I've isolated the Jcc story into a separate patch and benchmarked it
with various GCC and Clang versions. I've summarized results in the
comment, but I can share raw numbers if those are interesting.
It brings another question. align-loops=32 is a matter of ~33% speedup
for GearHash (2.0 cpb down to 1.33) on Skylake, just like Jcc fix (4.0
cpb down to 2.7).
What's the right thing to do in this case at the present moment?
Should it be reported as an issue to compiler[s]? Should coreutils
have default CFLAGS for specific files and/or CC versions that are
more convoluted than "-g -O2"?
Yes this is tricky.
Ideally we default to -O2 and leave at that.
Newer hardware for example won't have to worry about the JCC issue,
so that might be left as a distro level / user level setting.
Though we don't want to hide significant perf wins
behind undocumented / esoteric flags.
Maybe we have a ./configure --enable-jcc-perf-mitigation option,
given that it is significant to our perf.
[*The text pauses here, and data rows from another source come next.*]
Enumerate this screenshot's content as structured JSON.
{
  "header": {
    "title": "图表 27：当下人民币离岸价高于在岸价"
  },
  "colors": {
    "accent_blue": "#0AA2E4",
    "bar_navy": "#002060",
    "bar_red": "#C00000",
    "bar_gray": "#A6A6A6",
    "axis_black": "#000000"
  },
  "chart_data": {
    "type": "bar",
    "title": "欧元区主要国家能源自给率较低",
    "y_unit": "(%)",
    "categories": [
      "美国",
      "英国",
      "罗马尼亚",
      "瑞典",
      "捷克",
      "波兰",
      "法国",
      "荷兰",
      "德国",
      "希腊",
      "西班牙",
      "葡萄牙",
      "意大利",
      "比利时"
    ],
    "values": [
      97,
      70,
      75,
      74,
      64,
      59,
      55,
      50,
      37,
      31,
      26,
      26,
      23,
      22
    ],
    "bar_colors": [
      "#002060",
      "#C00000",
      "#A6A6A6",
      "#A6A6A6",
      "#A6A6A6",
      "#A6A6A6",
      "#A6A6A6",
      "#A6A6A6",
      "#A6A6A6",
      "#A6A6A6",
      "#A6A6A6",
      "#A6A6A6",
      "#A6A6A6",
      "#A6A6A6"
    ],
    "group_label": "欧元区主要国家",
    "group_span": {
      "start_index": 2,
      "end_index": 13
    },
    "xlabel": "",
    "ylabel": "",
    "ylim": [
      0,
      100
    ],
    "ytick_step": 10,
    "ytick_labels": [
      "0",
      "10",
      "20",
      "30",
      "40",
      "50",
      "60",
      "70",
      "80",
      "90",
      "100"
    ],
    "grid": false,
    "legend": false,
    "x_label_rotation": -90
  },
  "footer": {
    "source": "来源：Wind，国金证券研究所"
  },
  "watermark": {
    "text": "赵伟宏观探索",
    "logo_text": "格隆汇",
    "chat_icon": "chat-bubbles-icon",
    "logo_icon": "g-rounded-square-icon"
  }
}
align-loops is fairly generic, but also may increase size.
Ideally we could tag the function or line with asm directive or something
to keep this as focused as possible. Some interesting notes here:
https://maskray.me/blog/2025-08-24-understanding-alignment-from-source-to-object-file
It would be worth discussing this with compiler folks though,
as they'd be very interested in significant wins like that
if they could isolate the appropriate places.
Was the issue with errnos in getlimits, too noisy logs?
errnos in getlimits, probably, came from the missing $(git submodule
update) call. I failed to reproduce the issue.
The scan_inference being "uninitialized" is the warning coming from
gcc-11.4. Newer GCC versions, namely 12.x, 13.x, 14.x and 15.x - all
of them* are happy with the code.
*) God save cfarm maintainers!
It would be good to augment the "invalid rolling hash window"
error with a valid range for the selected hash.
I've gone through error messages and made them less horrible.
The patches are attached & force-pushed to the same branch at github.
You will also need to assign copyright for a change of this size.
WIP.
Excellent.
thanks,
Padraig